Em L’Ombre rouge, o exilado italiano Corrado se define sem pieguice nem autocompaixão como um refugiado político, uma pessoa sem direitos civis, mas com dívidas penais, um “fantasma” que deve trocar sua visibilidade por uma toca para viver em solo francês.

Em Buena Onda, o narrador-protagonista é o italiano Enzo, exilado em Paris, que colabora num sequestro político e acaba se refugiando no México e se enturmando com os zapatistas. Ao descrever o exílio dentro do exílio, esta obra duplica a tragédia do deslocamento e da precariedade da vida. Os aspectos italianos, franceses e mexicanos do relato revelam a vocação internacional do autor e sua tese implícita da equivalência dos sentimentos humanos.

Dernières cartouches (Últimos cartuchos) foi, talvez, o romance mais influente de Battisti.

Escrito num estilo azedo, livre de retórica, matizado por uma fina ironia, é a melhor saga “noir” já publicada sobre os jovens perseguidos pelo establishment italiano. Segundo o romancista Valerio Evangelisti, a obra não é uma autobiografia, mas é sim uma representação literária da verdade, que revela com eficácia e paixão a vida dos clandestinos. Descreve seus amores, sofrimentos e traições, suas desavenças com os dogmáticos de esquerda e, sobretudo, a luta para defender-se do gigantesco aparato repressivo de 1977, que unifica o stalinismo com católicos e fascistas.

O romance é uma radiografia dos Anos de chumbo. Não apresenta apenas as superchacinas da direita (as stragi), mas também a incoerência dos que se lançam numa luta suicida e, após a derrota, se arrependem em massa. Battisti não se mostra arrependido, mas tampouco aspira ao que Evangelisti chama de “continuidade impossível”. Por sinal, o romance é um dos poucos que menciona a colaboração da Itália no terrorismo da ditadura argentina de 1976.

Este livro obteve um enorme sucesso, foi publicado várias vezes na França e inclusive lançado na Itália, graças à coragem dos editores. Ele marca a passagem de Battisti de perseguido qualquer a alvo do ódio vesânico da gangue política italiana, procurado através do tempo e do espaço na vendetta mais insana já conhecida. Últimos cartuchos chega também ao leitor comum, curioso, que se depara com o quadro apavorante do fascismo, da inquisição e do stalinismo, instituições que muitos acreditam mortas, mas que vicejam no país vizinho.

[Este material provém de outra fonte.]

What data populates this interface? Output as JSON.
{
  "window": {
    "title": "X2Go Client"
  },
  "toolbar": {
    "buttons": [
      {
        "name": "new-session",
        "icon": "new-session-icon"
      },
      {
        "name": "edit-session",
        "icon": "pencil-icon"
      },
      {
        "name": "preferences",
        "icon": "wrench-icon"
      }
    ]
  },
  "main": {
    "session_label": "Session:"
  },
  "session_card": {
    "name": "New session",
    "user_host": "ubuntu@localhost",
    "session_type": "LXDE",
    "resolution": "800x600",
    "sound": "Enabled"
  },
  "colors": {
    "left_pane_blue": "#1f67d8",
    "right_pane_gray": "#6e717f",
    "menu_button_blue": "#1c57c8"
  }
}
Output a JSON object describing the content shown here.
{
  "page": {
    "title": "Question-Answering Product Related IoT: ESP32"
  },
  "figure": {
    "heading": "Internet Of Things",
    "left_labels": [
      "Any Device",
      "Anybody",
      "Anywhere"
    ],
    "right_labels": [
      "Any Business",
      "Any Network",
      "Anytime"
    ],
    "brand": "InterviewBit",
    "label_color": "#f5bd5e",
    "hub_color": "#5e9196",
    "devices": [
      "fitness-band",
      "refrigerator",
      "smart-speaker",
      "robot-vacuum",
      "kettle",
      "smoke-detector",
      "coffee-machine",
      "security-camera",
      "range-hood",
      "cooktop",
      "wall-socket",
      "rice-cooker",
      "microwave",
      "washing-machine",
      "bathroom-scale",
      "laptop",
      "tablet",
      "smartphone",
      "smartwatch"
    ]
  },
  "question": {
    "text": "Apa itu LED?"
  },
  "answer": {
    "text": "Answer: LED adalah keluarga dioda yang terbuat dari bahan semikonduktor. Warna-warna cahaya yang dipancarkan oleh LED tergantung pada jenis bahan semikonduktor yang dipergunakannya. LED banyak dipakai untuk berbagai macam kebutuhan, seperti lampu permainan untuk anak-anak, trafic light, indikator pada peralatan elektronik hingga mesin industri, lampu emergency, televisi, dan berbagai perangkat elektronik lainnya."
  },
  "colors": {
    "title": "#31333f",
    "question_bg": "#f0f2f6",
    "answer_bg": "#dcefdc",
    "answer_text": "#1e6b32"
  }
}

Battisti não faz propaganda da esquerda: apenas mostra que a direita fechou todos os caminhos. O resenhista da Revista Paris Match, ao referir-se a outro livro importante, Le Cargo sentimental, mostra que o autor revela “o impasse absoluto do terrorismo”. Os inimigos ficam desesperados, pois não poderão acusar Battisti de terrorista, salvo para um público ignorante e rancoroso. Seus argumentos não podem ser refutados através da razão; só podem ser combatidos mediante uma caçada irracional, e com a cumplicidade da escória política e judicial do planeta.

A fusão entre a resistência e a sensibilidade é alcançada em Le Cargo sentimental, aclamada pela exigente crítica francesa, que gerou a epígrafe deste prefácio. A trama agora não se cinge aos momentos de luta ou decepção: abrange três gerações de ativistas unidas pela carga emocional do espírito libertário.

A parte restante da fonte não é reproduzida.